People with disabilities and chronic illnesses experienced tremendous changes in employment status and work conditions during the COVID-19 pandemic, including PLHIV. Our sample identified significant changes in employment status and work conditions during the pandemic and in their employment service needs. Our study findings also revealed significant associations among COVID-19 symptoms, employment status, and HRQOL. HRQOL has been recognized as an important rehabilitation service outcome measure, along with health and vocational outcomes.
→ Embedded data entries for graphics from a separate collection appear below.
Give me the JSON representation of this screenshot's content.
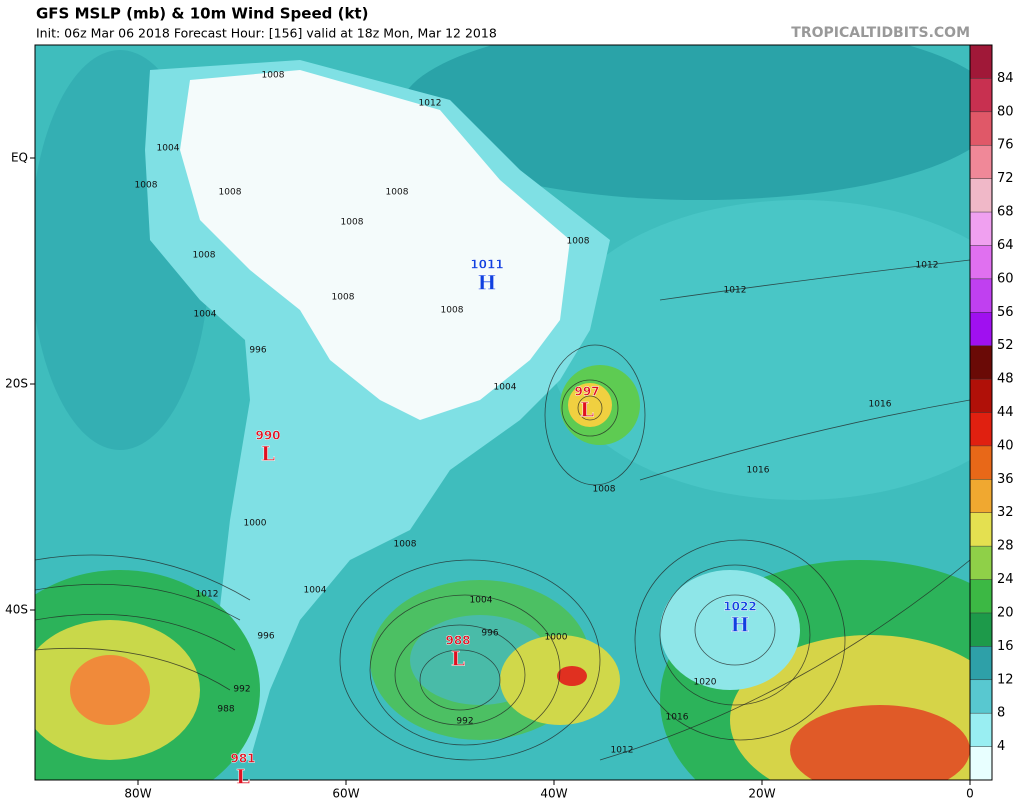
{
  "header": {
    "title": "GFS MSLP (mb) & 10m Wind Speed (kt)",
    "subtitle": "Init: 06z Mar 06 2018   Forecast Hour: [156]   valid at 18z Mon, Mar 12 2018",
    "site": "TROPICALTIDBITS.COM"
  },
  "axes": {
    "longitude": [
      "80W",
      "60W",
      "40W",
      "20W",
      "0"
    ],
    "latitude": [
      "EQ",
      "20S",
      "40S"
    ]
  },
  "colorbar": {
    "ticks": [
      4,
      8,
      12,
      16,
      20,
      24,
      28,
      32,
      36,
      40,
      44,
      48,
      52,
      56,
      60,
      64,
      68,
      72,
      76,
      80,
      84
    ]
  },
  "centers": [
    {
      "letter": "H",
      "value": 1011
    },
    {
      "letter": "L",
      "value": 997
    },
    {
      "letter": "L",
      "value": 990
    },
    {
      "letter": "L",
      "value": 988
    },
    {
      "letter": "H",
      "value": 1022
    },
    {
      "letter": "L",
      "value": 981
    }
  ],
  "isobar_labels": [
    1008,
    1012,
    1004,
    1008,
    1008,
    1008,
    1008,
    1008,
    1012,
    1008,
    1012,
    1008,
    1004,
    1008,
    996,
    1004,
    1016,
    1016,
    1008,
    1000,
    1008,
    1004,
    1004,
    1012,
    996,
    1000,
    996,
    992,
    988,
    992,
    1020,
    1016,
    1012
  ]
}
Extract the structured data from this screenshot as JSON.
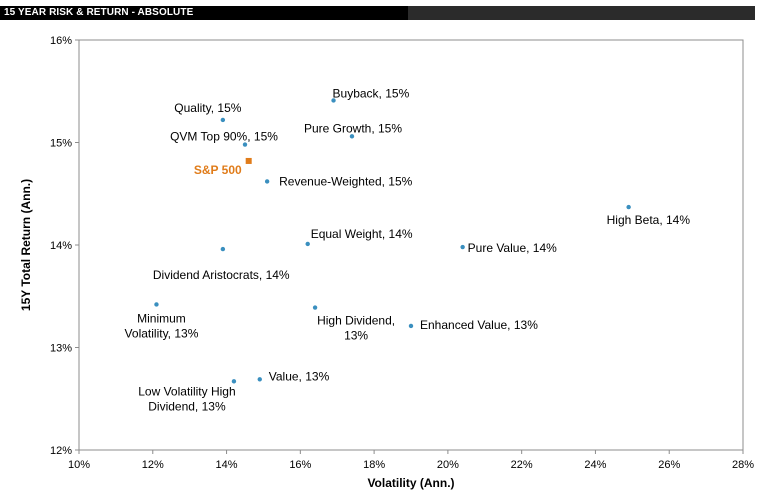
{
  "header": {
    "title": "15 YEAR RISK & RETURN - ABSOLUTE"
  },
  "colors": {
    "point": "#3a8fbf",
    "benchmark": "#e07c1a"
  },
  "chart_data": {
    "type": "scatter",
    "title": "",
    "xlabel": "Volatility (Ann.)",
    "ylabel": "15Y Total Return (Ann.)",
    "xlim": [
      10,
      28
    ],
    "ylim": [
      12,
      16
    ],
    "x_ticks": [
      "10%",
      "12%",
      "14%",
      "16%",
      "18%",
      "20%",
      "22%",
      "24%",
      "26%",
      "28%"
    ],
    "y_ticks": [
      "12%",
      "13%",
      "14%",
      "15%",
      "16%"
    ],
    "grid": false,
    "points": [
      {
        "label": [
          "Quality, 15%"
        ],
        "x": 13.9,
        "y": 15.22
      },
      {
        "label": [
          "Buyback, 15%"
        ],
        "x": 16.9,
        "y": 15.41
      },
      {
        "label": [
          "QVM Top 90%, 15%"
        ],
        "x": 14.5,
        "y": 14.98
      },
      {
        "label": [
          "Pure Growth, 15%"
        ],
        "x": 17.4,
        "y": 15.06
      },
      {
        "label": [
          "Revenue-Weighted, 15%"
        ],
        "x": 15.1,
        "y": 14.62
      },
      {
        "label": [
          "High Beta, 14%"
        ],
        "x": 24.9,
        "y": 14.37
      },
      {
        "label": [
          "Equal Weight, 14%"
        ],
        "x": 16.2,
        "y": 14.01
      },
      {
        "label": [
          "Pure Value, 14%"
        ],
        "x": 20.4,
        "y": 13.98
      },
      {
        "label": [
          "Dividend Aristocrats, 14%"
        ],
        "x": 13.9,
        "y": 13.96
      },
      {
        "label": [
          "Minimum",
          "Volatility, 13%"
        ],
        "x": 12.1,
        "y": 13.42
      },
      {
        "label": [
          "High Dividend,",
          "13%"
        ],
        "x": 16.4,
        "y": 13.39
      },
      {
        "label": [
          "Enhanced Value, 13%"
        ],
        "x": 19.0,
        "y": 13.21
      },
      {
        "label": [
          "Value, 13%"
        ],
        "x": 14.9,
        "y": 12.69
      },
      {
        "label": [
          "Low Volatility High",
          "Dividend, 13%"
        ],
        "x": 14.2,
        "y": 12.67
      }
    ],
    "benchmark": {
      "label": "S&P 500",
      "x": 14.6,
      "y": 14.82
    }
  }
}
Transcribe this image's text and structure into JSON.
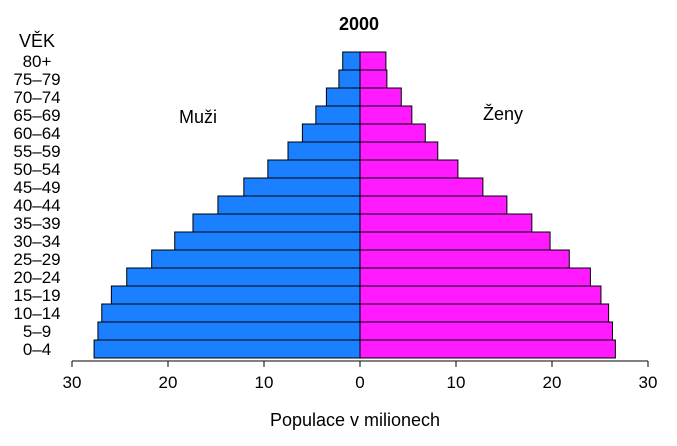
{
  "chart_data": {
    "type": "bar",
    "orientation": "horizontal",
    "layout": "population-pyramid",
    "title": "2000",
    "category_axis_label": "VĚK",
    "xlabel": "Populace  v  milionech",
    "xlim": [
      -30,
      30
    ],
    "x_tick_values": [
      -30,
      -20,
      -10,
      0,
      10,
      20,
      30
    ],
    "x_tick_labels": [
      "30",
      "20",
      "10",
      "0",
      "10",
      "20",
      "30"
    ],
    "categories": [
      "0–4",
      "5–9",
      "10–14",
      "15–19",
      "20–24",
      "25–29",
      "30–34",
      "35–39",
      "40–44",
      "45–49",
      "50–54",
      "55–59",
      "60–64",
      "65–69",
      "70–74",
      "75–79",
      "80+"
    ],
    "series": [
      {
        "name": "Muži",
        "side": "left",
        "color": "#1a80ff",
        "values": [
          27.7,
          27.3,
          26.9,
          25.9,
          24.3,
          21.7,
          19.3,
          17.4,
          14.8,
          12.1,
          9.6,
          7.5,
          6.0,
          4.6,
          3.5,
          2.2,
          1.8
        ]
      },
      {
        "name": "Ženy",
        "side": "right",
        "color": "#ff1aff",
        "values": [
          26.6,
          26.3,
          25.9,
          25.1,
          24.0,
          21.8,
          19.8,
          17.9,
          15.3,
          12.8,
          10.2,
          8.1,
          6.8,
          5.4,
          4.3,
          2.8,
          2.7
        ]
      }
    ],
    "legend": "inline labels above bars",
    "grid": false
  }
}
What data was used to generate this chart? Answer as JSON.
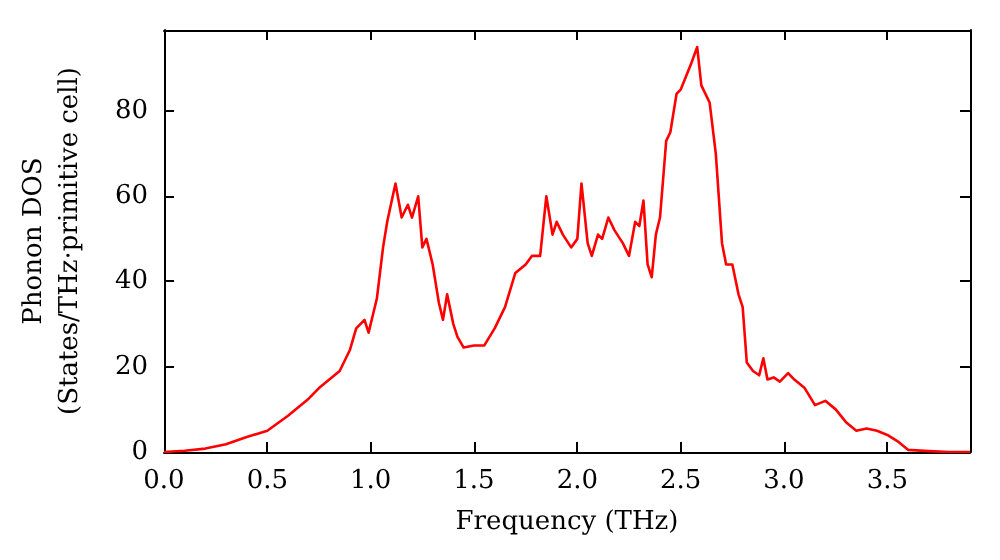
{
  "chart_data": {
    "type": "line",
    "xlabel": "Frequency (THz)",
    "ylabel": "Phonon DOS\n(States/THz·primitive cell)",
    "x": [
      0,
      0.1,
      0.2,
      0.3,
      0.4,
      0.5,
      0.6,
      0.7,
      0.75,
      0.8,
      0.85,
      0.9,
      0.93,
      0.97,
      0.99,
      1.03,
      1.06,
      1.08,
      1.12,
      1.15,
      1.18,
      1.2,
      1.23,
      1.25,
      1.27,
      1.3,
      1.33,
      1.35,
      1.37,
      1.4,
      1.42,
      1.45,
      1.5,
      1.55,
      1.6,
      1.65,
      1.7,
      1.75,
      1.78,
      1.82,
      1.85,
      1.88,
      1.9,
      1.93,
      1.97,
      2.0,
      2.02,
      2.05,
      2.07,
      2.1,
      2.12,
      2.15,
      2.18,
      2.22,
      2.25,
      2.28,
      2.3,
      2.32,
      2.34,
      2.36,
      2.38,
      2.4,
      2.43,
      2.45,
      2.48,
      2.5,
      2.55,
      2.58,
      2.6,
      2.64,
      2.67,
      2.7,
      2.72,
      2.75,
      2.78,
      2.8,
      2.82,
      2.85,
      2.88,
      2.9,
      2.92,
      2.95,
      2.98,
      3.02,
      3.05,
      3.1,
      3.15,
      3.2,
      3.25,
      3.3,
      3.35,
      3.4,
      3.45,
      3.5,
      3.55,
      3.6,
      3.7,
      3.8,
      3.9
    ],
    "series": [
      {
        "color": "#ff0000",
        "values": [
          0,
          0.3,
          0.8,
          1.8,
          3.5,
          5,
          8.5,
          12.5,
          15,
          17,
          19,
          24,
          29,
          31,
          28,
          36,
          48,
          54,
          63,
          55,
          58,
          55,
          60,
          48,
          50,
          44,
          35,
          31,
          37,
          30,
          27,
          24.5,
          25,
          25,
          29,
          34,
          42,
          44,
          46,
          46,
          60,
          51,
          54,
          51,
          48,
          50,
          63,
          49,
          46,
          51,
          50,
          55,
          52,
          49,
          46,
          54,
          53,
          59,
          44,
          41,
          51,
          55,
          73,
          75,
          84,
          85,
          91,
          95,
          86,
          82,
          70,
          49,
          44,
          44,
          37,
          34,
          21,
          19,
          18,
          22,
          17,
          17.5,
          16.5,
          18.5,
          17,
          15,
          11,
          12,
          10,
          7,
          5,
          5.5,
          5,
          4,
          2.5,
          0.5,
          0.2,
          0,
          0
        ]
      }
    ],
    "xlim": [
      0,
      3.9
    ],
    "ylim": [
      0,
      99
    ],
    "xticks": [
      {
        "value": 0,
        "label": "0.0"
      },
      {
        "value": 0.5,
        "label": "0.5"
      },
      {
        "value": 1,
        "label": "1.0"
      },
      {
        "value": 1.5,
        "label": "1.5"
      },
      {
        "value": 2,
        "label": "2.0"
      },
      {
        "value": 2.5,
        "label": "2.5"
      },
      {
        "value": 3,
        "label": "3.0"
      },
      {
        "value": 3.5,
        "label": "3.5"
      }
    ],
    "yticks": [
      0,
      20,
      40,
      60,
      80
    ],
    "grid": false,
    "marker": "none",
    "line_style": "solid"
  }
}
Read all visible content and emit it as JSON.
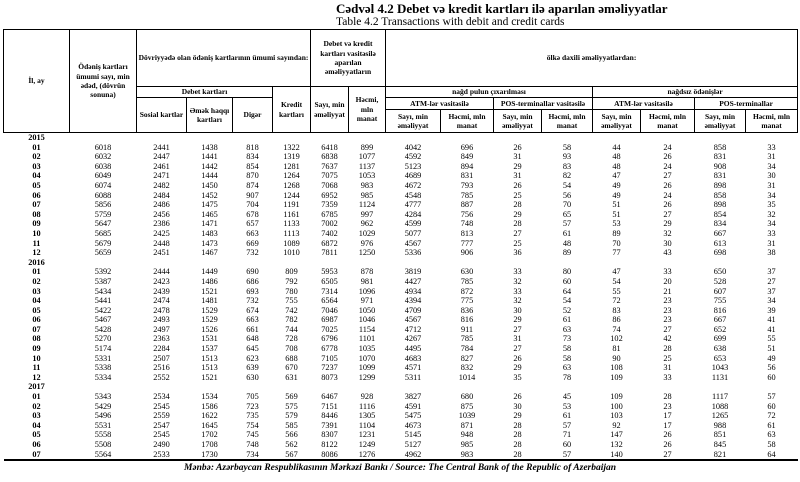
{
  "title_az": "Cədvəl 4.2 Debet və kredit kartları ilə aparılan əməliyyatlar",
  "title_en": "Table 4.2 Transactions with debit and credit cards",
  "source_note": "Mənbə: Azərbaycan Respublikasının Mərkəzi Bankı / Source: The Central Bank of the Republic of Azerbaijan",
  "table": {
    "headers": {
      "il_ay": "İl, ay",
      "total_cards": "Ödəniş kartları ümumi sayı, min ədəd, (dövrün sonuna)",
      "in_circulation": "Dövriyyədə olan ödəniş kartlarının ümumi sayından:",
      "debit_cards": "Debet kartları",
      "social_cards": "Sosial kartlar",
      "salary_cards": "Əmək haqqı kartları",
      "other": "Digər",
      "credit_cards": "Kredit kartları",
      "dc_operations": "Debet və kredit kartları vasitəsilə aparılan əməliyyatların",
      "count": "Sayı, min əməliyyat",
      "volume": "Həcmi, mln manat",
      "domestic": "ölkə daxili əməliyyatlardan:",
      "cash_withdrawal": "nağd pulun çıxarılması",
      "noncash_payments": "nağdsız ödənişlər",
      "via_atm": "ATM-lər vasitəsilə",
      "via_pos": "POS-terminallar vasitəsilə",
      "pos_terminals": "POS-terminallar"
    },
    "sections": [
      {
        "year": "2015",
        "rows": [
          [
            "01",
            6018,
            2441,
            1438,
            818,
            1322,
            6418,
            899,
            4042,
            696,
            26,
            58,
            44,
            24,
            858,
            33
          ],
          [
            "02",
            6032,
            2447,
            1441,
            834,
            1319,
            6838,
            1077,
            4592,
            849,
            31,
            93,
            48,
            26,
            831,
            31
          ],
          [
            "03",
            6038,
            2461,
            1442,
            854,
            1281,
            7637,
            1137,
            5123,
            894,
            29,
            83,
            48,
            24,
            908,
            34
          ],
          [
            "04",
            6049,
            2471,
            1444,
            870,
            1264,
            7075,
            1053,
            4689,
            831,
            31,
            82,
            47,
            27,
            831,
            30
          ],
          [
            "05",
            6074,
            2482,
            1450,
            874,
            1268,
            7068,
            983,
            4672,
            793,
            26,
            54,
            49,
            26,
            898,
            31
          ],
          [
            "06",
            6088,
            2484,
            1452,
            907,
            1244,
            6952,
            985,
            4548,
            785,
            25,
            56,
            49,
            24,
            858,
            34
          ],
          [
            "07",
            5856,
            2486,
            1475,
            704,
            1191,
            7359,
            1124,
            4777,
            887,
            28,
            70,
            51,
            26,
            898,
            35
          ],
          [
            "08",
            5759,
            2456,
            1465,
            678,
            1161,
            6785,
            997,
            4284,
            756,
            29,
            65,
            51,
            27,
            854,
            32
          ],
          [
            "09",
            5647,
            2386,
            1471,
            657,
            1133,
            7002,
            962,
            4599,
            748,
            28,
            57,
            53,
            29,
            834,
            34
          ],
          [
            "10",
            5685,
            2425,
            1483,
            663,
            1113,
            7402,
            1029,
            5077,
            813,
            27,
            61,
            89,
            32,
            667,
            33
          ],
          [
            "11",
            5679,
            2448,
            1473,
            669,
            1089,
            6872,
            976,
            4567,
            777,
            25,
            48,
            70,
            30,
            613,
            31
          ],
          [
            "12",
            5659,
            2451,
            1467,
            732,
            1010,
            7811,
            1250,
            5336,
            906,
            36,
            89,
            77,
            43,
            698,
            38
          ]
        ]
      },
      {
        "year": "2016",
        "rows": [
          [
            "01",
            5392,
            2444,
            1449,
            690,
            809,
            5953,
            878,
            3819,
            630,
            33,
            80,
            47,
            33,
            650,
            37
          ],
          [
            "02",
            5387,
            2423,
            1486,
            686,
            792,
            6505,
            981,
            4427,
            785,
            32,
            60,
            54,
            20,
            528,
            27
          ],
          [
            "03",
            5434,
            2439,
            1521,
            693,
            780,
            7314,
            1096,
            4934,
            872,
            33,
            64,
            55,
            21,
            607,
            37
          ],
          [
            "04",
            5441,
            2474,
            1481,
            732,
            755,
            6564,
            971,
            4394,
            775,
            32,
            54,
            72,
            23,
            755,
            34
          ],
          [
            "05",
            5422,
            2478,
            1529,
            674,
            742,
            7046,
            1050,
            4709,
            836,
            30,
            52,
            83,
            23,
            816,
            39
          ],
          [
            "06",
            5467,
            2493,
            1529,
            663,
            782,
            6987,
            1046,
            4567,
            816,
            29,
            61,
            86,
            23,
            667,
            41
          ],
          [
            "07",
            5428,
            2497,
            1526,
            661,
            744,
            7025,
            1154,
            4712,
            911,
            27,
            63,
            74,
            27,
            652,
            41
          ],
          [
            "08",
            5270,
            2363,
            1531,
            648,
            728,
            6796,
            1101,
            4267,
            785,
            31,
            73,
            102,
            42,
            699,
            55
          ],
          [
            "09",
            5174,
            2284,
            1537,
            645,
            708,
            6778,
            1035,
            4495,
            784,
            27,
            58,
            81,
            28,
            638,
            51
          ],
          [
            "10",
            5331,
            2507,
            1513,
            623,
            688,
            7105,
            1070,
            4683,
            827,
            26,
            58,
            90,
            25,
            653,
            49
          ],
          [
            "11",
            5338,
            2516,
            1513,
            639,
            670,
            7237,
            1099,
            4571,
            832,
            29,
            63,
            108,
            31,
            1043,
            56
          ],
          [
            "12",
            5334,
            2552,
            1521,
            630,
            631,
            8073,
            1299,
            5311,
            1014,
            35,
            78,
            109,
            33,
            1131,
            60
          ]
        ]
      },
      {
        "year": "2017",
        "rows": [
          [
            "01",
            5343,
            2534,
            1534,
            705,
            569,
            6467,
            928,
            3827,
            680,
            26,
            45,
            109,
            28,
            1117,
            57
          ],
          [
            "02",
            5429,
            2545,
            1586,
            723,
            575,
            7151,
            1116,
            4591,
            875,
            30,
            53,
            100,
            23,
            1088,
            60
          ],
          [
            "03",
            5496,
            2559,
            1622,
            735,
            579,
            8446,
            1305,
            5475,
            1039,
            29,
            61,
            103,
            17,
            1265,
            72
          ],
          [
            "04",
            5531,
            2547,
            1645,
            754,
            585,
            7391,
            1104,
            4673,
            871,
            28,
            57,
            92,
            17,
            988,
            61
          ],
          [
            "05",
            5558,
            2545,
            1702,
            745,
            566,
            8307,
            1231,
            5145,
            948,
            28,
            71,
            147,
            26,
            851,
            63
          ],
          [
            "06",
            5508,
            2490,
            1708,
            748,
            562,
            8122,
            1249,
            5127,
            985,
            28,
            60,
            132,
            26,
            845,
            58
          ],
          [
            "07",
            5564,
            2533,
            1730,
            734,
            567,
            8086,
            1276,
            4962,
            983,
            28,
            57,
            140,
            27,
            821,
            64
          ]
        ]
      }
    ]
  }
}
Rehabilitation counselors and researchers may also assess the impact of the pandemic on individuals’ rehabilitation outcomes (e.g., health status, employment outcomes, independent living, quality of life) and explore factors related to their decisions of entering or returning to work. As advancements have improved medical care and treatment for people living with HIV, it is increasingly understood as an emerging disability and chronic health condition. The focus of HIV research has expanded from the evaluation of effective clinical care and treatment to long-term retention in medical care as well as individual well-being. Rehabilitation counselors may work with HIV service providers to address these complex needs of PLHIV and effectively focus services and support to amplify the abilities of PLHIV for the achievement of their employment goals and improved quality of life.